Desde los años noventa, estos actos se entrelazaron con los de colectivos de familiares de víctimas de feminicidio, personas desaparecidas, organizaciones civiles, activistas y redes solidarias. Bajo la consigna “ni perdón ni olvido”, mantuvieron viva la memoria de crímenes como las masacres estudiantiles de 1968 y 1971, el operativo fallido en la discoteca News Divine, el multifeminicidio y homicidio de la colonia Narvarte, la desaparición de los 43 normalistas de Ayotzinapa y los cientos de miles de casos aún sin esclarecer.
Estas expresiones —principalmente impulsadas por la sociedad civil— sostienen un puente intergeneracional que preserva la esperanza y el reclamo por verdad y justicia. Frente a ello, el Estado mantuvo durante décadas una postura negacionista y relativista.

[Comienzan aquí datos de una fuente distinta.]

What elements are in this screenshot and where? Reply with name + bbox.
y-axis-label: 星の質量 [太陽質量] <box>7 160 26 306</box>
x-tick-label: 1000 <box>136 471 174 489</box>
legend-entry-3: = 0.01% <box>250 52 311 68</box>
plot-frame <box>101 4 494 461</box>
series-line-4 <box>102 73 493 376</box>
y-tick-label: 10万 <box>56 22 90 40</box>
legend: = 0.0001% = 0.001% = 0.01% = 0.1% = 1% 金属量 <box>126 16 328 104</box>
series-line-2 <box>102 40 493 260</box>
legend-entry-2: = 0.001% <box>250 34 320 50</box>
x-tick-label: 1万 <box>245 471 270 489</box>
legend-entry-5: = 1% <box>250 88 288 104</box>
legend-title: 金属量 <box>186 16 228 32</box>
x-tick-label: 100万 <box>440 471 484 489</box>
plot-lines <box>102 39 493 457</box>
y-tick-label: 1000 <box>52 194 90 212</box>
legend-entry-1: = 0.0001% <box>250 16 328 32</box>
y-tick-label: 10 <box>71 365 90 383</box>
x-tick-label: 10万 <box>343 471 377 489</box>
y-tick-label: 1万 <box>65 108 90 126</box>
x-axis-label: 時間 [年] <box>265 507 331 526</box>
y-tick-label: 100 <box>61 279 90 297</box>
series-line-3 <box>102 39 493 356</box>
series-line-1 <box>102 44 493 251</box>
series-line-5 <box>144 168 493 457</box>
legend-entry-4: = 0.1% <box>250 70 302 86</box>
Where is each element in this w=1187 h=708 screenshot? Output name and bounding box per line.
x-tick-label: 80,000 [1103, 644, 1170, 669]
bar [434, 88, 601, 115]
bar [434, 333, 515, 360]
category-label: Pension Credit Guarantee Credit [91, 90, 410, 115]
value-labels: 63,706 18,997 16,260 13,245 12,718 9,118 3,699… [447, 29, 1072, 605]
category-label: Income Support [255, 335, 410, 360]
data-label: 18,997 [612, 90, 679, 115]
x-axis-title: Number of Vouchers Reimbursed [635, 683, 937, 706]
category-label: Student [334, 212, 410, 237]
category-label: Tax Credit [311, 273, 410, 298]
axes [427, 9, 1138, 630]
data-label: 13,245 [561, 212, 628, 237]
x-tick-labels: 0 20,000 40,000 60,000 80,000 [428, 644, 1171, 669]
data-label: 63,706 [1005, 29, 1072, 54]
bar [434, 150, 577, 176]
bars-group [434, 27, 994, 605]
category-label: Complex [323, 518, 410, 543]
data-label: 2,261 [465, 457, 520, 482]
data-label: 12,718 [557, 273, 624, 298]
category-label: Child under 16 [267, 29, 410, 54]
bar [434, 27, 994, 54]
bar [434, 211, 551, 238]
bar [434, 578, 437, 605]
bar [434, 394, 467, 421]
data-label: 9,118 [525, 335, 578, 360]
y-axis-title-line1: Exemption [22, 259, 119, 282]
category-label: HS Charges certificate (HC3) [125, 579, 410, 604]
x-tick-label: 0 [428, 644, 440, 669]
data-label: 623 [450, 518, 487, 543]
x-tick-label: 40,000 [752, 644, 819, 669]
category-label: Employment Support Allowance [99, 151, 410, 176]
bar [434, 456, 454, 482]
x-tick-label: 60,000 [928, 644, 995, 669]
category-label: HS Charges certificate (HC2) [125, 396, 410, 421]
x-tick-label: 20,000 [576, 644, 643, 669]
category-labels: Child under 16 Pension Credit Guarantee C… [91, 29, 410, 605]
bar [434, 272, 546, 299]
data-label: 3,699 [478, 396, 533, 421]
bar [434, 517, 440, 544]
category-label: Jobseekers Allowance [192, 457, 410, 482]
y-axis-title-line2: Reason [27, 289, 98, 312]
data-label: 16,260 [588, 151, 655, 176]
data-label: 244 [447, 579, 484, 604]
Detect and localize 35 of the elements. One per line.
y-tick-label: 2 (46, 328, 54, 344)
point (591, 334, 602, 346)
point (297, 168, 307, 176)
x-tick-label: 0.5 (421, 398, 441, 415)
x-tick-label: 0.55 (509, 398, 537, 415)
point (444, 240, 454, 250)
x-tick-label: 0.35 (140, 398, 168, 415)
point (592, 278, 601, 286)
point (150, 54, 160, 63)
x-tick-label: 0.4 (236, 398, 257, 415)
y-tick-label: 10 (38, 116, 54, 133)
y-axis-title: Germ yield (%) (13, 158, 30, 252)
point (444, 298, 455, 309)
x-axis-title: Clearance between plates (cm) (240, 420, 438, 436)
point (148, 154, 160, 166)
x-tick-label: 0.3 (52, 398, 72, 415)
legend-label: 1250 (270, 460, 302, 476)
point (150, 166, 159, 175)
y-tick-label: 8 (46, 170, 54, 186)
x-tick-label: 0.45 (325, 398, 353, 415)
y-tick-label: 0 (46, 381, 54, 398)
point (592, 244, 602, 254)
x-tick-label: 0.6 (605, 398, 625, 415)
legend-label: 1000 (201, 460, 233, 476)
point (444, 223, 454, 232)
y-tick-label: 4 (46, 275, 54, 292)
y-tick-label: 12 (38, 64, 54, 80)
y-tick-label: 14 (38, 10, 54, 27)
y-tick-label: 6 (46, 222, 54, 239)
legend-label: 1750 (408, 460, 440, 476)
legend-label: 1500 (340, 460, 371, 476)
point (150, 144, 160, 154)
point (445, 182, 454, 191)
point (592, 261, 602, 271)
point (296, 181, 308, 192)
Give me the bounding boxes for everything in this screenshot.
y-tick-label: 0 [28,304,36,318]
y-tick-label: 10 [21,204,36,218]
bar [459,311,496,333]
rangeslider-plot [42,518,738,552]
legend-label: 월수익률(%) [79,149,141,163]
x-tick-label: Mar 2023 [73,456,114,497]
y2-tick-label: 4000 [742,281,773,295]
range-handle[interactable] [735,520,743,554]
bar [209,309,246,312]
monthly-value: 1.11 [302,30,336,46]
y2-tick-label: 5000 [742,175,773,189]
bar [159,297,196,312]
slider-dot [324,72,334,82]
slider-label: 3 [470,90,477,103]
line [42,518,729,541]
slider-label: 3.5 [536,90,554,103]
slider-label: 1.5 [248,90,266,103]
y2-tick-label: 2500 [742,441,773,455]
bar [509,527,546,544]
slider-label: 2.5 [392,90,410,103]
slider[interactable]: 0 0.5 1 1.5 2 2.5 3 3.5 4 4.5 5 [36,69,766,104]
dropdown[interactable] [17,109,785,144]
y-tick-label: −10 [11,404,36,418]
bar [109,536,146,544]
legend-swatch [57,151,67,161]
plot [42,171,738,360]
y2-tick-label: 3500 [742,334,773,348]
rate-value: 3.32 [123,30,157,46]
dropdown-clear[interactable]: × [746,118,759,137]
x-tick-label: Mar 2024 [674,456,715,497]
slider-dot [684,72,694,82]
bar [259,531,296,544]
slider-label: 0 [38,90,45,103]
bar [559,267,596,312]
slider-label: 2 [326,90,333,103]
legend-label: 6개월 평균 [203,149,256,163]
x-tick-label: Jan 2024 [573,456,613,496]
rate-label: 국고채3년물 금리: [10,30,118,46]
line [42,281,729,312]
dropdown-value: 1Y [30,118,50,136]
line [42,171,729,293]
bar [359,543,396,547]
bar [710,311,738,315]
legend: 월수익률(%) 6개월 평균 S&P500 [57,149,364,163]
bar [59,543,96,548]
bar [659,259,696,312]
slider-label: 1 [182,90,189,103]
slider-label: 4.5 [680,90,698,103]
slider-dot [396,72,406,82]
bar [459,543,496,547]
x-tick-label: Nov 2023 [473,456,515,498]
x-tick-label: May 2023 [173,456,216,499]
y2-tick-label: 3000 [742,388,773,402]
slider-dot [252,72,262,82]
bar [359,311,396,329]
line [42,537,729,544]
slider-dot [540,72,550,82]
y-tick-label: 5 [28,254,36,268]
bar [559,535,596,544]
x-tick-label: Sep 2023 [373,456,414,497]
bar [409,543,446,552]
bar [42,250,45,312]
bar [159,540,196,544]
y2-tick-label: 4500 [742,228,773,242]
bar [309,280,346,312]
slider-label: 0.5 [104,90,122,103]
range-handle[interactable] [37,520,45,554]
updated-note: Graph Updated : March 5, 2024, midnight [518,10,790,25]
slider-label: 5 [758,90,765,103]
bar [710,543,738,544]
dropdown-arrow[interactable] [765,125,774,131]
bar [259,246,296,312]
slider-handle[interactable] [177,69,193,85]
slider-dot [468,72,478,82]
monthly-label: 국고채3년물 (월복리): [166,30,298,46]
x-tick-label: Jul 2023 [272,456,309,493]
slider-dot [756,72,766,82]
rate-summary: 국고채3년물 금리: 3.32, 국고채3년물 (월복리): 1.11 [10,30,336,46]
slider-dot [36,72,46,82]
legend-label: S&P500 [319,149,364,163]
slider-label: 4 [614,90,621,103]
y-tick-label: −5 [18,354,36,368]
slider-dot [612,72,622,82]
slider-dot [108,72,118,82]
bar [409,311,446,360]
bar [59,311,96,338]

Negó su responsabilidad tanto en la perpetración de los hechos como en la falta de investigación y reparación. Durante más de cincuenta años, el olvido fue la política oficial.
El reconocimiento del derecho a la memoria rompe esa tradición de silencio. Establece un marco jurídico que obliga al Estado a asumir su responsabilidad en violaciones graves a los derechos humanos y a garantizar derechos interconectados: verdad, justicia y reparación integral.
Aún falta definir cómo debe relacionarse el Estado con las prácticas de memoria de la sociedad civil y qué mecanismos de participación ciudadana deben existir en la gobernanza de los sitios y espacios de memoria. El Estado debe promover, respetar, proteger y garantizar los derechos humanos y, con ellos, el derecho a la memoria, que apuntala el sentido de justicia y verdad.